On May 28, 2012, the New York Times published an article concerning the growing number of companies imposing bans on their employees that prohibit all cellphone use while driving. According to the National Safety Council (NSC), twenty percent of the Fortune 500 companies that the council contacted had instituted full cellphone bans while driving as company policy. Large companies, such as Shell International, have implemented these types of bans in the past few years.
According to a report released by the NSC, companies are increasingly being held accountable in crashes where their employee’s use of a cellphone while driving was a factor in the cause of the accident. The council also indicated that some companies have had to pay millions of dollars in awards in these types of cases.

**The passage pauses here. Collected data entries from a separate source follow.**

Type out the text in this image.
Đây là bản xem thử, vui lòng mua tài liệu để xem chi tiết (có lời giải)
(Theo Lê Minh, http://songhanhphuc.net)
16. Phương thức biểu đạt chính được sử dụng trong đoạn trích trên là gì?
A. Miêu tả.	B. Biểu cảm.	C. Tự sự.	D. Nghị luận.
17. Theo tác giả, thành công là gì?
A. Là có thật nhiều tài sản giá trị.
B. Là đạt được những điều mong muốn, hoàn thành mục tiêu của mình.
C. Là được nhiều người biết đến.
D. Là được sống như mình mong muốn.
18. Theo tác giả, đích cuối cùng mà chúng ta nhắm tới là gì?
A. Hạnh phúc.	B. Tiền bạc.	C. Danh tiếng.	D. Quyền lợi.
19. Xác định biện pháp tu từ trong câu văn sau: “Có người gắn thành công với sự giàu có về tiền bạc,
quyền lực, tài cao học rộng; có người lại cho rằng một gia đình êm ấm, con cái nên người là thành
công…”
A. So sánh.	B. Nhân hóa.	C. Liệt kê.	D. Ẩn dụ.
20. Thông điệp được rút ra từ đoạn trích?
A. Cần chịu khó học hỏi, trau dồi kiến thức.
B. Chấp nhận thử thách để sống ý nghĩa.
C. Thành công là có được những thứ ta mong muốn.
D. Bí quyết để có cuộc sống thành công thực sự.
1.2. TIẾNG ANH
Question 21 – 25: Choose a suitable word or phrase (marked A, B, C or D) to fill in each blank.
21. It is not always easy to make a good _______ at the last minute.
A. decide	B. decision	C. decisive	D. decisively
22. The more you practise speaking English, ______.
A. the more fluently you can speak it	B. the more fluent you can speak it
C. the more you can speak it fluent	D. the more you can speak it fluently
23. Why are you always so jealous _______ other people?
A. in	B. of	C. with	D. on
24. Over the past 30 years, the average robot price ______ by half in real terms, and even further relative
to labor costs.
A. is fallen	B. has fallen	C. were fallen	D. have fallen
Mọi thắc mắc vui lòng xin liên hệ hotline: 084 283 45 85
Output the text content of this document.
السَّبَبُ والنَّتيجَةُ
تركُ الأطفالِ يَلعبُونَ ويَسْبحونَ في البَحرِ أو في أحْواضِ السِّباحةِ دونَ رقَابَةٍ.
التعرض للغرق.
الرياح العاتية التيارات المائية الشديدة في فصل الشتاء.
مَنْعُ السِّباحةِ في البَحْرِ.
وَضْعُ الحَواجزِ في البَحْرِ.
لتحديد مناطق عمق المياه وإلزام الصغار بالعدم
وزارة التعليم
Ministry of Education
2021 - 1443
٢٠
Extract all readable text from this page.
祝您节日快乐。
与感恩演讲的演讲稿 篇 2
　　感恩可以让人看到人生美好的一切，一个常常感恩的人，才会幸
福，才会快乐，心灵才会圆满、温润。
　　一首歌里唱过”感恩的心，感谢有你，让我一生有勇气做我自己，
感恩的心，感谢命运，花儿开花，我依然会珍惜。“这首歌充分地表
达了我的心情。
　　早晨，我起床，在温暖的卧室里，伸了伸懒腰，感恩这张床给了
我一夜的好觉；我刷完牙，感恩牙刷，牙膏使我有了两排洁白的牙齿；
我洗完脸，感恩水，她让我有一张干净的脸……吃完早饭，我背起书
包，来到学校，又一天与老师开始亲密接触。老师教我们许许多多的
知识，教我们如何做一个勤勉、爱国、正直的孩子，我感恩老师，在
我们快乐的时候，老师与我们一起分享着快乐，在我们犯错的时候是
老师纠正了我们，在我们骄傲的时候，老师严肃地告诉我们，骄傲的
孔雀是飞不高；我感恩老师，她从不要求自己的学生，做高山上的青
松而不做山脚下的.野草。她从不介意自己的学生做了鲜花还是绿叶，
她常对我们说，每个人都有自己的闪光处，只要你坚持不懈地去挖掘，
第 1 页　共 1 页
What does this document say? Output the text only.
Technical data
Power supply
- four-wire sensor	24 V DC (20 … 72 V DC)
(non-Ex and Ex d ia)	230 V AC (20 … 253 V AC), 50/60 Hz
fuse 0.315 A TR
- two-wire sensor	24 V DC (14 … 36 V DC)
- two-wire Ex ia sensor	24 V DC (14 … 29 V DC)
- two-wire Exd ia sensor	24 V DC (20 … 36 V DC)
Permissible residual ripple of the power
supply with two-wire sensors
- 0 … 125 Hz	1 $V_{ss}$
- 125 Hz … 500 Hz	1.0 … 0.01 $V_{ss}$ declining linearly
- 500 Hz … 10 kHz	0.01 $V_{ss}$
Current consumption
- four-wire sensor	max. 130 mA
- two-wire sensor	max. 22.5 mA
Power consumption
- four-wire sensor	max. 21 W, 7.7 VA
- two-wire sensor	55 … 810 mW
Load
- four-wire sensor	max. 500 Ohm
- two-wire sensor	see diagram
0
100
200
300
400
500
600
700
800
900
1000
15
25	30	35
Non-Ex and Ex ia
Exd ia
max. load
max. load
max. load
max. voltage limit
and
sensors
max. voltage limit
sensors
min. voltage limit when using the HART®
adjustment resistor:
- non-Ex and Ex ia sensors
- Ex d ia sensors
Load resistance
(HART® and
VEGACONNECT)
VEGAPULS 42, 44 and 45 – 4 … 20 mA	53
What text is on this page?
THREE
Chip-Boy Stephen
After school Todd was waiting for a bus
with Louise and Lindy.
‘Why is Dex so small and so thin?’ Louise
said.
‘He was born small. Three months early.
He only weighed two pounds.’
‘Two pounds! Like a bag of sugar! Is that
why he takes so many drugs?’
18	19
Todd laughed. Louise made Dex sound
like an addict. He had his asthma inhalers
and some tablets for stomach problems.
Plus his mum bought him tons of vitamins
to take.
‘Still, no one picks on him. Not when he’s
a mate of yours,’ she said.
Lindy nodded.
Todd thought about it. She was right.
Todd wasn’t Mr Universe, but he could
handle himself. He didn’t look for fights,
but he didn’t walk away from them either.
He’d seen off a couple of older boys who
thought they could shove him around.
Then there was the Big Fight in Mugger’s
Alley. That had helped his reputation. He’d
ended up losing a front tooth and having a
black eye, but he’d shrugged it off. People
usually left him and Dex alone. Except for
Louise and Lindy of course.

Many agencies and organizations have released recommendations advising against cell phone use while driving. In December 2012, the National Transportation Safety Board (NTSB) issued a recommendation that all states and the District of Columbia should prohibit cellphone use while driving. Following the results of numerous studies indicating that hands-free devices were not safer than hand-held phones, the National Safety Council also issued a recommendation calling for a ban on cellphone use while driving.
Although detractors of these types of bans argue that their implementation will decrease worker productivity, this does not appear to be the case. Research conducted by the NSC showed that prohibiting cellphone use behind the wheel did not reduce employee productivity. In fact, over 90 percent of drivers questioned in these surveys indicated that their productivity level was unchanged.